Evenwicht in spoedzorg
Minister Bruno Bruins (VWS, medische zaken) laat zien de rol van de zorgverzekeraars in ons stelsel te begrijpen. Hij wil de positie van de regionale overlegorganen voor acute zorg (ROAZ) wel versterken maar doorzettingsmacht krijgen ze niet. Een verstandig besluit natuurlijk. Als partijen er onderling niet uitkomen, moet er een externe partij zijn die in het belang van de verzekerden met de vuist op tafel slaat.
De zorgverzekeraars hebben meteen een dossier in de acute zorg om zich op te storten nu bekend wordt dat de grote steden ’s nachts een overschot aan SEH-capaciteit hebben. Als je bedenkt dat gemiddeld slechts één persoon per anderhalf uur de SEH bezoekt, zoals gezondheidseconoom Guus Schrijvers stelt, valt veel te zeggen voor zijn plan om de ziekenhuizen in de grote steden gedurende de nacht per toerbeurt hun afdelingen SEH open te laten houden.
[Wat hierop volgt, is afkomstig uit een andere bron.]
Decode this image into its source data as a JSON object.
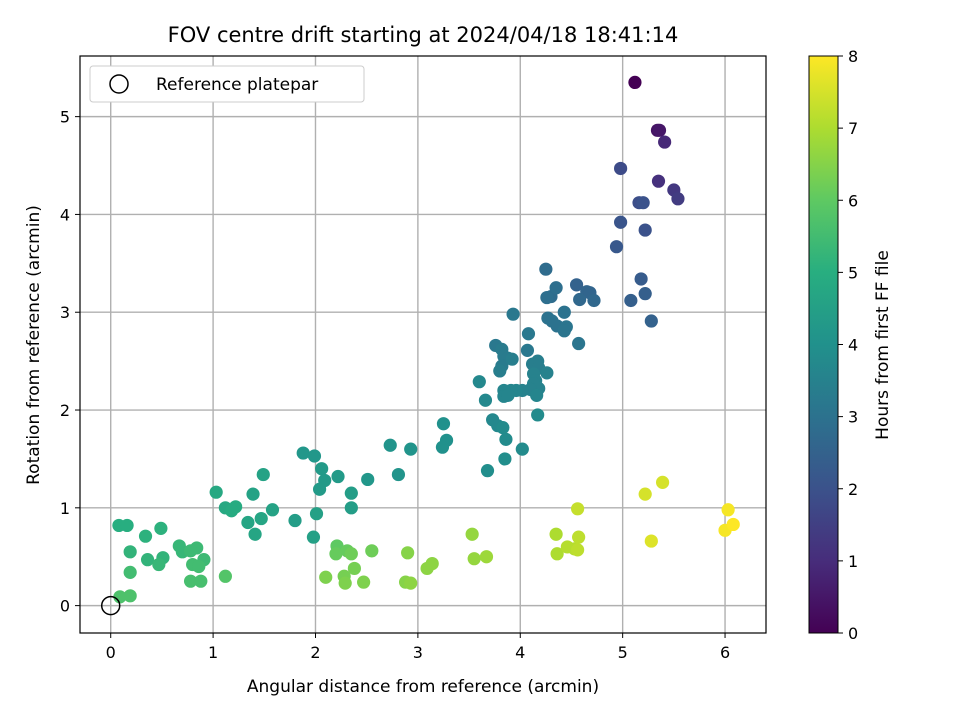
{
  "chart_data": {
    "type": "scatter",
    "title": "FOV centre drift starting at 2024/04/18 18:41:14",
    "xlabel": "Angular distance from reference (arcmin)",
    "ylabel": "Rotation from reference (arcmin)",
    "xlim": [
      -0.3,
      6.4
    ],
    "ylim": [
      -0.28,
      5.62
    ],
    "xticks": [
      0,
      1,
      2,
      3,
      4,
      5,
      6
    ],
    "yticks": [
      0,
      1,
      2,
      3,
      4,
      5
    ],
    "grid": true,
    "legend": {
      "placement": "top-left",
      "entries": [
        "Reference platepar"
      ]
    },
    "colorbar": {
      "label": "Hours from first FF file",
      "range": [
        0,
        8
      ],
      "ticks": [
        0,
        1,
        2,
        3,
        4,
        5,
        6,
        7,
        8
      ],
      "colormap": "viridis"
    },
    "reference_point": {
      "x": 0,
      "y": 0
    },
    "series": [
      {
        "points": [
          [
            5.12,
            5.35,
            0.0
          ],
          [
            5.34,
            4.86,
            0.4
          ],
          [
            5.36,
            4.86,
            0.5
          ],
          [
            5.41,
            4.74,
            0.9
          ],
          [
            5.35,
            4.34,
            1.1
          ],
          [
            5.5,
            4.25,
            1.3
          ],
          [
            5.54,
            4.16,
            1.4
          ],
          [
            4.98,
            4.47,
            1.8
          ],
          [
            5.16,
            4.12,
            1.9
          ],
          [
            5.2,
            4.12,
            2.0
          ],
          [
            5.22,
            3.84,
            2.0
          ],
          [
            4.98,
            3.92,
            2.1
          ],
          [
            4.94,
            3.67,
            2.2
          ],
          [
            5.18,
            3.34,
            2.3
          ],
          [
            5.22,
            3.19,
            2.4
          ],
          [
            5.08,
            3.12,
            2.4
          ],
          [
            5.28,
            2.91,
            2.5
          ],
          [
            4.55,
            3.28,
            2.5
          ],
          [
            4.65,
            3.21,
            2.6
          ],
          [
            4.68,
            3.2,
            2.6
          ],
          [
            4.72,
            3.12,
            2.7
          ],
          [
            4.58,
            3.13,
            2.7
          ],
          [
            4.25,
            3.44,
            2.8
          ],
          [
            4.3,
            3.16,
            2.8
          ],
          [
            4.35,
            3.25,
            2.9
          ],
          [
            4.26,
            3.15,
            2.9
          ],
          [
            4.43,
            3.0,
            3.0
          ],
          [
            4.27,
            2.94,
            3.0
          ],
          [
            4.31,
            2.91,
            3.0
          ],
          [
            4.36,
            2.86,
            3.0
          ],
          [
            4.45,
            2.85,
            3.1
          ],
          [
            4.43,
            2.81,
            3.1
          ],
          [
            4.57,
            2.68,
            3.1
          ],
          [
            3.93,
            2.98,
            3.2
          ],
          [
            4.08,
            2.78,
            3.2
          ],
          [
            4.07,
            2.61,
            3.2
          ],
          [
            3.76,
            2.66,
            3.2
          ],
          [
            3.82,
            2.62,
            3.3
          ],
          [
            3.84,
            2.55,
            3.3
          ],
          [
            3.88,
            2.53,
            3.3
          ],
          [
            3.82,
            2.45,
            3.3
          ],
          [
            3.92,
            2.52,
            3.4
          ],
          [
            3.8,
            2.4,
            3.4
          ],
          [
            4.12,
            2.47,
            3.4
          ],
          [
            4.17,
            2.5,
            3.4
          ],
          [
            4.18,
            2.43,
            3.4
          ],
          [
            4.26,
            2.38,
            3.5
          ],
          [
            4.13,
            2.37,
            3.5
          ],
          [
            4.15,
            2.3,
            3.5
          ],
          [
            4.13,
            2.27,
            3.5
          ],
          [
            4.18,
            2.22,
            3.5
          ],
          [
            4.1,
            2.21,
            3.5
          ],
          [
            4.02,
            2.2,
            3.5
          ],
          [
            3.96,
            2.2,
            3.6
          ],
          [
            3.91,
            2.2,
            3.6
          ],
          [
            3.84,
            2.2,
            3.6
          ],
          [
            3.84,
            2.14,
            3.6
          ],
          [
            3.88,
            2.15,
            3.6
          ],
          [
            4.16,
            2.15,
            3.6
          ],
          [
            3.6,
            2.29,
            3.7
          ],
          [
            3.66,
            2.1,
            3.7
          ],
          [
            3.73,
            1.9,
            3.7
          ],
          [
            3.78,
            1.84,
            3.7
          ],
          [
            3.83,
            1.82,
            3.8
          ],
          [
            3.86,
            1.7,
            3.8
          ],
          [
            4.17,
            1.95,
            3.8
          ],
          [
            4.02,
            1.6,
            3.8
          ],
          [
            3.85,
            1.5,
            3.9
          ],
          [
            3.68,
            1.38,
            3.9
          ],
          [
            3.25,
            1.86,
            4.0
          ],
          [
            3.28,
            1.69,
            4.0
          ],
          [
            3.24,
            1.62,
            4.0
          ],
          [
            2.73,
            1.64,
            4.1
          ],
          [
            2.93,
            1.6,
            4.1
          ],
          [
            2.81,
            1.34,
            4.1
          ],
          [
            2.51,
            1.29,
            4.2
          ],
          [
            1.88,
            1.56,
            4.2
          ],
          [
            1.99,
            1.53,
            4.2
          ],
          [
            2.06,
            1.4,
            4.3
          ],
          [
            2.09,
            1.28,
            4.3
          ],
          [
            2.04,
            1.19,
            4.3
          ],
          [
            2.22,
            1.32,
            4.3
          ],
          [
            2.35,
            1.15,
            4.4
          ],
          [
            2.35,
            1.0,
            4.4
          ],
          [
            1.8,
            0.87,
            4.4
          ],
          [
            2.01,
            0.94,
            4.5
          ],
          [
            1.98,
            0.7,
            4.5
          ],
          [
            1.49,
            1.34,
            4.6
          ],
          [
            1.39,
            1.14,
            4.6
          ],
          [
            1.58,
            0.98,
            4.6
          ],
          [
            1.47,
            0.89,
            4.7
          ],
          [
            1.41,
            0.73,
            4.7
          ],
          [
            1.34,
            0.85,
            4.7
          ],
          [
            1.03,
            1.16,
            4.8
          ],
          [
            1.12,
            1.0,
            4.8
          ],
          [
            1.22,
            1.01,
            4.9
          ],
          [
            1.18,
            0.97,
            4.9
          ],
          [
            0.08,
            0.82,
            5.0
          ],
          [
            0.16,
            0.82,
            5.0
          ],
          [
            0.34,
            0.71,
            5.1
          ],
          [
            0.49,
            0.79,
            5.1
          ],
          [
            0.19,
            0.55,
            5.2
          ],
          [
            0.36,
            0.47,
            5.2
          ],
          [
            0.51,
            0.49,
            5.2
          ],
          [
            0.47,
            0.42,
            5.3
          ],
          [
            0.67,
            0.61,
            5.3
          ],
          [
            0.7,
            0.55,
            5.3
          ],
          [
            0.84,
            0.59,
            5.4
          ],
          [
            0.78,
            0.56,
            5.4
          ],
          [
            0.91,
            0.47,
            5.4
          ],
          [
            0.8,
            0.42,
            5.5
          ],
          [
            0.86,
            0.4,
            5.5
          ],
          [
            0.19,
            0.34,
            5.5
          ],
          [
            0.78,
            0.25,
            5.6
          ],
          [
            0.88,
            0.25,
            5.6
          ],
          [
            0.09,
            0.09,
            5.7
          ],
          [
            0.19,
            0.1,
            5.7
          ],
          [
            1.12,
            0.3,
            5.8
          ],
          [
            2.21,
            0.61,
            6.0
          ],
          [
            2.2,
            0.53,
            6.1
          ],
          [
            2.31,
            0.56,
            6.1
          ],
          [
            2.35,
            0.53,
            6.2
          ],
          [
            2.55,
            0.56,
            6.2
          ],
          [
            2.38,
            0.38,
            6.3
          ],
          [
            2.28,
            0.3,
            6.3
          ],
          [
            2.1,
            0.29,
            6.4
          ],
          [
            2.29,
            0.23,
            6.4
          ],
          [
            2.47,
            0.24,
            6.4
          ],
          [
            2.9,
            0.54,
            6.5
          ],
          [
            2.88,
            0.24,
            6.5
          ],
          [
            2.93,
            0.23,
            6.6
          ],
          [
            3.09,
            0.38,
            6.6
          ],
          [
            3.14,
            0.43,
            6.6
          ],
          [
            3.53,
            0.73,
            6.7
          ],
          [
            3.55,
            0.48,
            6.7
          ],
          [
            3.67,
            0.5,
            6.8
          ],
          [
            4.35,
            0.73,
            7.0
          ],
          [
            4.36,
            0.53,
            7.0
          ],
          [
            4.46,
            0.6,
            7.1
          ],
          [
            4.53,
            0.58,
            7.1
          ],
          [
            4.56,
            0.57,
            7.2
          ],
          [
            4.57,
            0.7,
            7.2
          ],
          [
            4.56,
            0.99,
            7.3
          ],
          [
            5.22,
            1.14,
            7.5
          ],
          [
            5.39,
            1.26,
            7.5
          ],
          [
            5.28,
            0.66,
            7.6
          ],
          [
            6.0,
            0.77,
            7.9
          ],
          [
            6.03,
            0.98,
            7.9
          ],
          [
            6.08,
            0.83,
            8.0
          ]
        ]
      }
    ]
  }
}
Op Twitter ontstond echter direct discussie over dit voorstel. Bart Bruijn, huisarts in Streefkerk, was mordicus tegen: “Al enkele malen heel blij geweest met ‘overcapaciteit’ in de regio. Die bestaat alleen bij economen en bestuurders. Je bent blij als je vanuit Dordrecht mensen naar Den Haag en Amsterdam kunt sturen en zelfs dat is soms al onmogelijk. Er is in Nederland ondercapaciteit”.
Als er in inderdaad in zijn regio ondercapaciteit is, dan is investeren in beschikbaarheid aldaar aan de orde. De patiënt moet immers overal in Nederland snel genoeg bij een SEH terecht kunnen. Maar dit neemt niet weg dat het plan van Schrijvers voor die regio’s waar wél overcapaciteit bestaat serieuze overweging verdient. Misschien is komen tot een evenwichtiger verdeling van de SEH-capaciteit over ons land dus een werkbaarder uitgangspunt voor de SEH-discussie dan afbouw van capaciteit.